Emocionante dúo de Lillian Gish y Bette Davis en un filme británico
Dos ancianas, Lillian Gish y Bette Davis, de 93 y 79 años, respectivamente, dos de las más grandes actrices de la historia del cine, hacen memorable a una película británica, Las ballenas de agosto, que sin ellas no hubiera pasado de común y corriente. La casi centenaria Lillian Gish se encuentra en Cannes, y ante su presencia, los príncipes de Gales, que llegaron ayer para presidir la fiesta británica, cumplirán durante hora y media el noble cometido de simples acompañantes de una reina plebeya, cuyo rostro es un signo de identidad de este agonizante siglo.
Junto a Lillian Gish y Bette Davis actúan en Las ballenas de agosto, película dirigida por Lindsay Anderson, presentada en la sección oficial fuera de concurso, otros tres ancianos: el tierno campeón de las viejas películas truculentas Vincent Price, la que fue gran estrella de de la comedia Ann Sothem y Harry Carey, uno de los actores favoritos de John Ford.Sumados los años de estas cinco leyendas vivientes, se acumulan casi cuatro siglos de cine imperecedero. Además de la de Ford, en las arrugas de estos cinco viejos rostros están las sombras de David Griffith, King Vidor, Frank Capra, William Wellman, Howard Hawks, Fritz Lang, Victor Sjöström, John Huston, Joseph Mankiewicz, Cecil B. DeMille y otros muchos constructores del Cine, con mayúscula. Una interminable ovación hizo inaudibles en el Gran Auditorio Lumiére los últimos minutos de la proyección matinal de esta sencilla y reverencial película de Lindsay Anderson.
Pero después de 90 minutos en las nubes, los festivaleros tuvieron que bajar otra vez al duro suelo de una competición cinematográfica en la que los competidores por lo general no saben cómo arreglárselas para remontar el vuelo.
Por una parte, la brasileña La hora de las estrellas, a la que su autor, Carlos Diegues, califica de "odisea urbana y contemporánea en una ciudad, Río de Janeiro, que pierde, como el protagonista de la película, su inocencia", es sólo a medias la "tragedia divertida" que pretende ser. Por otra, El último manuscrito, del húngaro Karoly Makk, que, según el cineasta, "irradia ironía y amor a la vida", resultó ser una especie de bocadillo difícil de digerir, pues el sólido e interesante cine que hay en el centro del filme está aplastado por un largo y macabro comienzo y un más largo y artificioso final.

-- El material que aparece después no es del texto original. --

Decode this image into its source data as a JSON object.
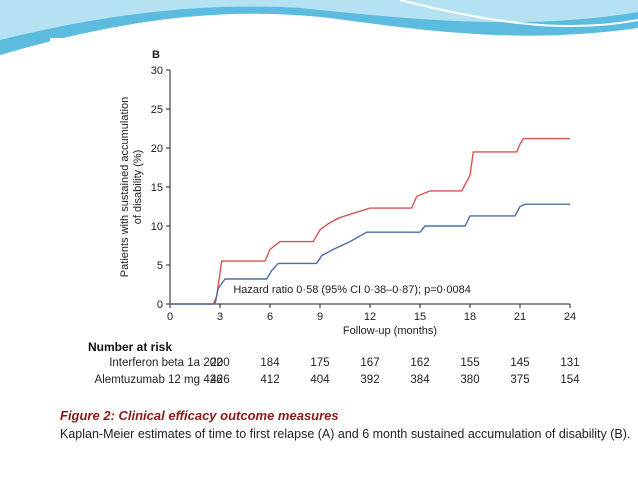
{
  "slide": {
    "background": "#ffffff",
    "swoosh_color": "#3fb0d9"
  },
  "chart_data": {
    "type": "line",
    "panel_label": "B",
    "ylabel": "Patients with sustained accumulation of disability (%)",
    "xlabel": "Follow-up (months)",
    "xlim": [
      0,
      24
    ],
    "ylim": [
      0,
      30
    ],
    "x_ticks": [
      0,
      3,
      6,
      9,
      12,
      15,
      18,
      21,
      24
    ],
    "y_ticks": [
      0,
      5,
      10,
      15,
      20,
      25,
      30
    ],
    "annotation": "Hazard ratio 0·58 (95% CI 0·38–0·87); p=0·0084",
    "series": [
      {
        "name": "Interferon beta 1a",
        "color": "#d9534f",
        "steps": [
          [
            0,
            0
          ],
          [
            2.6,
            0
          ],
          [
            2.8,
            1
          ],
          [
            3.1,
            5.5
          ],
          [
            5.7,
            5.5
          ],
          [
            6,
            7
          ],
          [
            6.6,
            8
          ],
          [
            8.6,
            8
          ],
          [
            9,
            9.5
          ],
          [
            9.5,
            10.3
          ],
          [
            10.1,
            11
          ],
          [
            10.5,
            11.3
          ],
          [
            12,
            12.3
          ],
          [
            14.5,
            12.3
          ],
          [
            14.8,
            13.8
          ],
          [
            15.6,
            14.5
          ],
          [
            17.5,
            14.5
          ],
          [
            18,
            16.5
          ],
          [
            18.2,
            19.5
          ],
          [
            20.8,
            19.5
          ],
          [
            21,
            20.5
          ],
          [
            21.2,
            21.2
          ],
          [
            24,
            21.2
          ]
        ]
      },
      {
        "name": "Alemtuzumab 12 mg",
        "color": "#4a6fa5",
        "steps": [
          [
            0,
            0
          ],
          [
            2.7,
            0
          ],
          [
            2.9,
            2
          ],
          [
            3.3,
            3.2
          ],
          [
            5.8,
            3.2
          ],
          [
            6.1,
            4.3
          ],
          [
            6.5,
            5.2
          ],
          [
            8.8,
            5.2
          ],
          [
            9.1,
            6.2
          ],
          [
            9.8,
            7
          ],
          [
            10.8,
            8
          ],
          [
            11.8,
            9.2
          ],
          [
            15,
            9.2
          ],
          [
            15.3,
            10
          ],
          [
            17.7,
            10
          ],
          [
            18,
            11.3
          ],
          [
            20.7,
            11.3
          ],
          [
            21,
            12.5
          ],
          [
            21.3,
            12.8
          ],
          [
            24,
            12.8
          ]
        ]
      }
    ],
    "number_at_risk": {
      "header": "Number at risk",
      "times": [
        0,
        3,
        6,
        9,
        12,
        15,
        18,
        21,
        24
      ],
      "rows": [
        {
          "label": "Interferon beta 1a",
          "values": [
            "202",
            "200",
            "184",
            "175",
            "167",
            "162",
            "155",
            "145",
            "131"
          ]
        },
        {
          "label": "Alemtuzumab 12 mg",
          "values": [
            "426",
            "426",
            "412",
            "404",
            "392",
            "384",
            "380",
            "375",
            "154"
          ]
        }
      ]
    }
  },
  "caption": {
    "title": "Figure 2: Clinical efficacy outcome measures",
    "text": "Kaplan-Meier estimates of time to first relapse (A) and 6 month sustained accumulation of disability (B)."
  }
}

Una y otra películas huelen a rancio, a cine viejo que ha envejecido mal. En La hora de las estrellas, Diegues se muestra como un antiguo inconformista que, a su pesar, y probablemente sin darse cuenta de ello, ha dejado de serlo y hace involuntariamente una película conservadora con los mismos recursos formales con que, hace años, hacía películas rebeldes. Su fresco de la vida suburbana es fluido, pero de ligereza algo rebuscada, más bonito que bello, un dibujo reluciente e incluso higiénico de la miserable vida de unos buscones callejeros rodeados de una mugre que, vista a través de la cámara perfumada de Diegues, parece incluso confortable.
En El último manuscrito, Karoly Makk pretende poner otro grano de arena en esa especie de psicodrama nacional en el que el cine político húngaro se está convirtiendo. Pero, una vez más, el gusto por las parábolas echa por tierra las loables intenciones de la película, en la que la violencia crítica se convierte en críptica y todo resulta tan indirecto que acaba resbalando sobre la atención del espectador no cómplice.